Pierre le Grand (Peter the Great) was a French buccaneer supposedly active during the 17th century. He is known to history from only one source, Alexandre Exquemelin's Buccaneers of America, and thus his historical existence has been questioned. The accounts that Exquemelin gives of Le Grand and another buccaneer named Pierre Francois are also remarkably similar.
It is possible that Exquemelin, who was not an eye-witness to these events, was confused. Pierre le Grand (Pierre the Great) could have been a nickname for Pierre Francois. However, there does seem to be at least one reference to Le Grand in historical records other than Exquemelin. C. H. Haring's well-researched 'The Buccaneers in the West Indies in the XVII Century' (1910), note 1 on page 135, refers to a Spanish report that credited Pierre Legrand with leading a raid against Spanish settlements in Cuba and Havana in 1665. English records, however, credit Edward Mansfield with leading these attacks.

==Origins==
Pierre was born in Dieppe, France. Nothing is known of his life before his arrival in Tortuga at some time in the mid-17th century.

==Attack on Spanish galleon==
Pierre le Grand is known only for his attack on a Spanish galleon near the coast of Hispaniola in the 17th century. The exact site of the attack is uncertain; Exquemelin at one point says the Caicos Islands were the scene of the crime, and at another point places the attack at Cape Tiburón, off the southwest coast of Hispaniola.

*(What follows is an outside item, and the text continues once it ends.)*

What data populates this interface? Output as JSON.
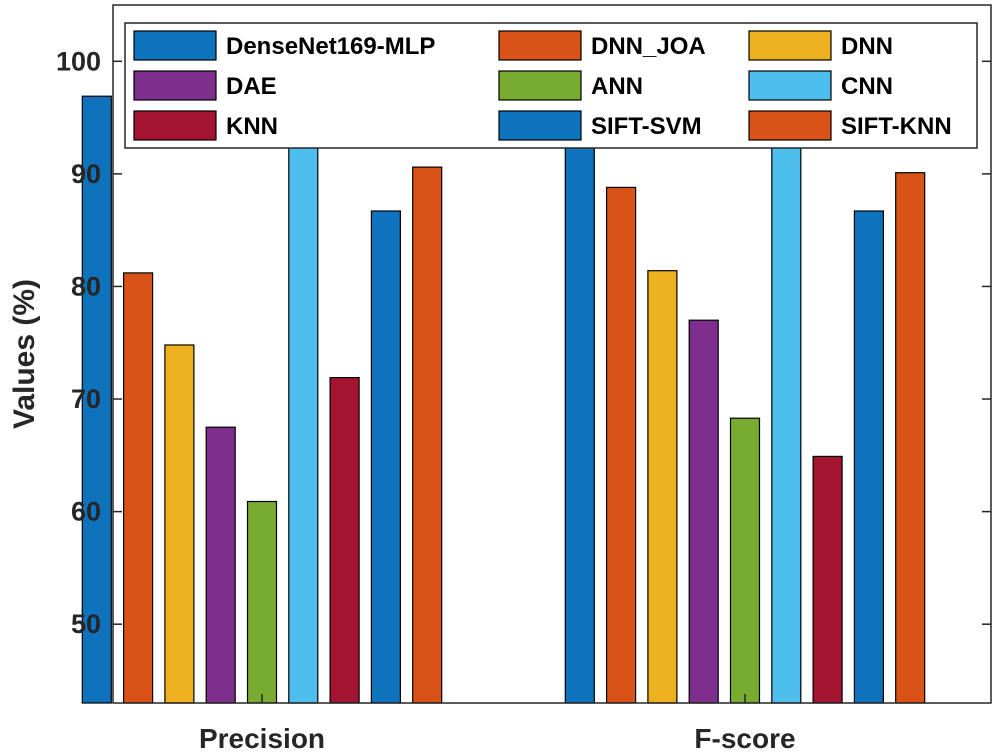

Pierre had recruited a crew of 28 men on a single small boat and sailed in search of Spanish ships to rob. After a long, fruitless cruise, his buccaneer band spotted a ship, a straggler from the Spanish treasure fleet. They voted to pursue it, and shortly after sunset, they drew alongside their prey without being seen.

The legend says that Pierre ordered the crew's surgeon to cut a hole in the side of their own boat and sink it, to inspire the men to fight their hardest for lack of a means of retreat. Then the pirates climbed up the side of the galleon, armed with swords and pistols.

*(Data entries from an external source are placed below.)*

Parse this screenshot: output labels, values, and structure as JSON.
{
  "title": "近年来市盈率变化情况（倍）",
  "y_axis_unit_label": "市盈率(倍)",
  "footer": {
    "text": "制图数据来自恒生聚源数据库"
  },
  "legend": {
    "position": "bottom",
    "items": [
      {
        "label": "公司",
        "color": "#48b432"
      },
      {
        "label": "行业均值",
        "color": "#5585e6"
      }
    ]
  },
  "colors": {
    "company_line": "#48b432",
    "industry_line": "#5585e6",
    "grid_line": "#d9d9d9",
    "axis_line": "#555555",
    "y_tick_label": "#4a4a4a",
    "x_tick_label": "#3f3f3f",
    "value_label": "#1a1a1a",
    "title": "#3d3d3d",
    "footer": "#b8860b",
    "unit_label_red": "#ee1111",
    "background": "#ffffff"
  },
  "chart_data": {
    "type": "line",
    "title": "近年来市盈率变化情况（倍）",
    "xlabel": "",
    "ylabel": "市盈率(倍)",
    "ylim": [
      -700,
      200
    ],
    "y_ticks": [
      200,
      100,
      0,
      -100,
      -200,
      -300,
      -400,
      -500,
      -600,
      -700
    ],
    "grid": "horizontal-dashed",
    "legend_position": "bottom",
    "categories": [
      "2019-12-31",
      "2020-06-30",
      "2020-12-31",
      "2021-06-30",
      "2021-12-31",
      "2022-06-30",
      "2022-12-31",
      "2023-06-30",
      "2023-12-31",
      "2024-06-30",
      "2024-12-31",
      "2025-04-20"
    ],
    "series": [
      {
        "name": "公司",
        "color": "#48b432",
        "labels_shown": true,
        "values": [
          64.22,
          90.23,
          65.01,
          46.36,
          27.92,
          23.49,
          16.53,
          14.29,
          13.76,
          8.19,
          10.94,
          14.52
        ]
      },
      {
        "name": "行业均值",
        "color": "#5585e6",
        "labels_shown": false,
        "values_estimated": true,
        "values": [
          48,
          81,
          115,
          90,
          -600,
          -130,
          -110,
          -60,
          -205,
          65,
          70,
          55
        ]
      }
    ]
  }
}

Surprise was complete. The pirates took the galleon's captain unawares while he played cards in his own cabin. Pierre's men also seized the gun room, slaughtering the Spanish guards and preventing the rest of the Spanish crew from obtaining weapons to defend themselves and their ship. The galleon's sailors had little choice but to surrender.

Pierre le Grand then forced some of the Spanish crew into his service, set the rest ashore (presumably on Hispaniola), and took his captured ship and his men to France. He then disappears from history. However, there is some indication that he may have emigrated to Canada, as his name appears in the immigration records as arriving in Montreal in 1653.